Part One - UK developments
Published online by Cambridge University Press: 20 January 2022
Summary
The work of the authors in this section draws on a wide variety of approaches and the analysis of very different policy areas, but when taken together they serve to highlight some key issues for the study of social policy. These include not only the currently much-debated strengths of evidence-based research and its implications for policy and practice, but also the variety of processes which reflect the important role of ideas in social policy and which can contribute to our understanding of contemporary society and politics. They also serve to reinforce the recognition that the making and implementation of social policy is inevitably a continuous and sometimes cyclical process. In addition, several of the pieces make clear that while academic research can be both interesting and insightful on its own account, it can also have very significant implications for policy and practice.
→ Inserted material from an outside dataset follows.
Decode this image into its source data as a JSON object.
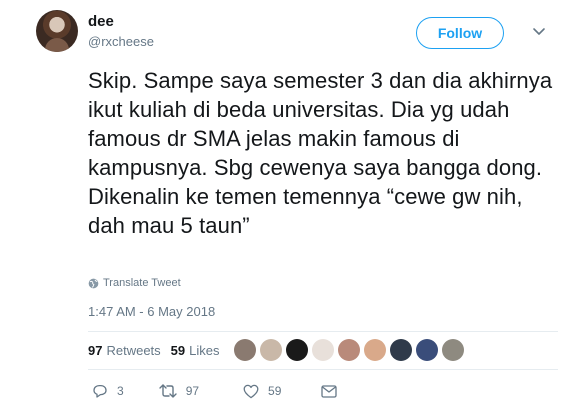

For example, Pahl’s chapter (Chapter Two) considers family finances and looks at why some people make what are apparently irrational financial decisions. This draws on a variety of theoretical perspectives and applies these to practical case study examples to highlight issues such as the limited rationality of many consumers in their financial decision making; access to financial services; and increasing concern about the ‘digital divide’. Given recent and likely future developments in financial services Pahl’s chapter raises a number of what should be significant concerns for policy makers in this field. Similarly the work of Powell, Exworthy and Berney (Chapter Three) builds on an examination of the rhetoric of New Labour around ‘partnership’ and goes on to develop a conceptual framework to illustrate its application with empirical material based on the implementation of policy at local levels. This is expressed in terms of ‘playing the game of partnership’. The ladder of partnership is examined through an analysis of stakeholders’ views on health inequalities policy and includes a number of potential lessons about the relationship between the centre and locality and the development of partnerships, including crucially, the finding that the rules within which they operate are often not clear to local stakeholders.
In Chapter Four, Heron charts the relationship between Etzioni’s communitarianism and current British social policy developments in a range of policy areas including social security, education and housing and regeneration. It illustrates the prevalence of communitarian values in New Labour’s social policies and the extent to which they echo the spirit of American communitarism.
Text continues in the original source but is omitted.